A Versatile AI System for Analyzing Series of Medical Images

brain scans

A new AI-based system for analyzing images taken over time can accurately detect changes and predict outcomes, according to a study led by investigators at Weill Cornell Medicine, Cornell’s Ithaca campus and Cornell Tech. The system’s sensitivity and flexibility could make it useful across a wide range of medical and scientific applications.

The new system, termed LILAC (Learning-based Inference of Longitudinal imAge Changes), is based on an AI approach called machine learning. In the study, which appears Feb. 20 in the Proceedings of the National Academy of Sciences, the researchers developed the system and demonstrated it on diverse time-series of images—also called “longitudinal” image series—covering developing IVF embryos, healing tissue after wounds and aging brains. The researchers showed that LILAC has a broad ability to identify even very subtle differences between images taken at different times, and to predict related outcome measures such as cognitive scores from brain scans.

Dr. Mert Sabuncu

Dr. Mert Sabuncu

“This new tool will allow us to detect and quantify clinically relevant changes over time in ways that weren't possible before, and its flexibility means that it can be applied off-the-shelf to virtually any longitudinal imaging dataset,” said study senior author Dr. Mert Sabuncu, vice chair of research and a professor of electrical engineering in radiology at Weill Cornell Medicine and professor in the School of Electrical and Computer Engineering at Cornell University’s Ithaca campus and Cornell Tech.

The study’s first author is Dr. Heejong Kim, an instructor of artificial intelligence in radiology at Weill Cornell Medicine and a member of the Sabuncu Laboratory.

Traditional methods for analyzing longitudinal image datasets tend to require extensive customization and pre-processing. For example, researchers studying the brain may take raw brain MRI data and pre-process the image data to focus on just one brain area, also correcting for different view angles, sizing differences and other artifacts in the data—all before performing the main analysis.

The researchers designed LILAC to work much more flexibly, in effect automatically performing such corrections and finding relevant changes.

Dr. Heejong Kim

Dr. Heejong Kim


“This enables LILAC to be useful not just across different imaging contexts but also in situations where you aren’t sure what kind of change to expect,” said Dr. Kim, LILAC’s principal designer.

In one proof-of-concept demonstration, the researchers trained LILAC on hundreds of sequences of microscope images showing in-vitro-fertilized embryos as they develop, and then tested it against new embryo image sequences.

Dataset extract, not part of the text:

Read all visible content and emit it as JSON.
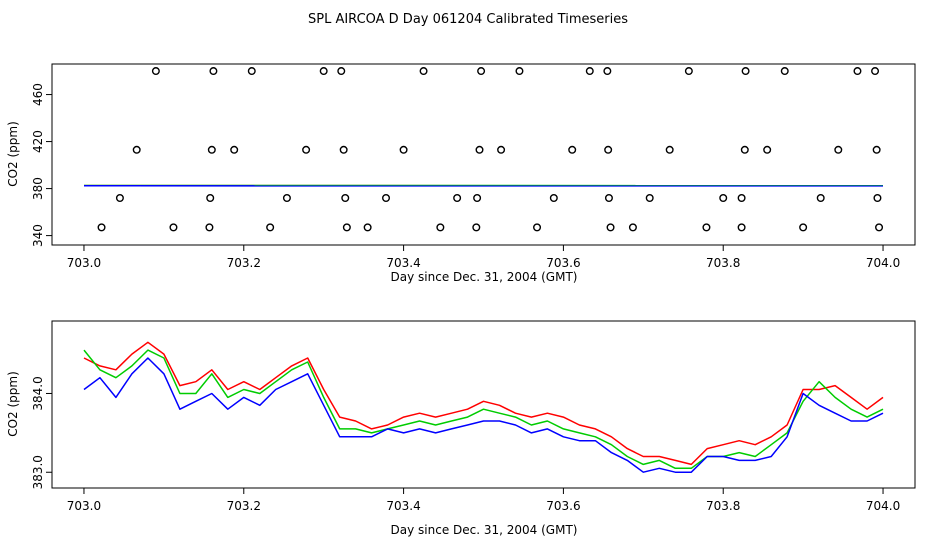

LILAC had to determine, for randomized pairs of images from a given sequence, which image was taken earlier—a task that cannot be done reliably unless the image data contain a true “signal” indicating time-related change. LILAC performed this task with about 99% accuracy, the few errors occurring in image pairs with relatively short time intervals.

LILAC also was highly accurate in ordering pairs of images of healing tissue from the same sequences, and in detecting group-level differences in healing rates between untreated tissue and tissue that received an experimental treatment.

Similarly, LILAC predicted the time intervals between MRI images of healthy older adults’ brains, as well as individual cognitive scores from MRIs of patients with mild cognitive impairment—in both cases with much less error compared with baseline methods.

The researchers showed in all these cases that LILAC can be adapted easily to highlight the image features that are most relevant for detecting changes in individuals or differences between groups—which could provide new clinical and even scientific insights.

“We expect this tool to be useful especially in cases where we lack knowledge about the process being studied, and where there is a lot of variability across individuals,” Dr. Sabuncu said.

The researchers now plan to demonstrate LILAC in a real-world setting to predict treatment responses from MRI scans of prostate cancer patients.

The LILAC source code is freely available at https://github.com/heejong-kim/LILAC

Many Weill Cornell Medicine physicians and scientists maintain relationships and collaborate with external organizations to foster scientific innovation and provide expert guidance. The institution makes these disclosures public to ensure transparency. For this information, see profile for Dr. Mert Sabuncu.

Funding for this project was provided in part by grants from the National Cancer Institute and the National Institute on Aging, both part of the National Institutes of Health, through grant numbers K25CA283145, R01AG053949, R01AG064027 and R01AG070988. For aging brain experiments, data were provided by OASIS-3: Longitudinal Multimodal Neuroimaging: Principal Investigators: T. Benzinger, D. Marcus, and J. Morris; NIH P30 AG066444, P50 AG00561, P30 NS09857781, P01 AG026276, P01 AG003991, R01 AG043434, UL1 TR000448, and R01 EB009352.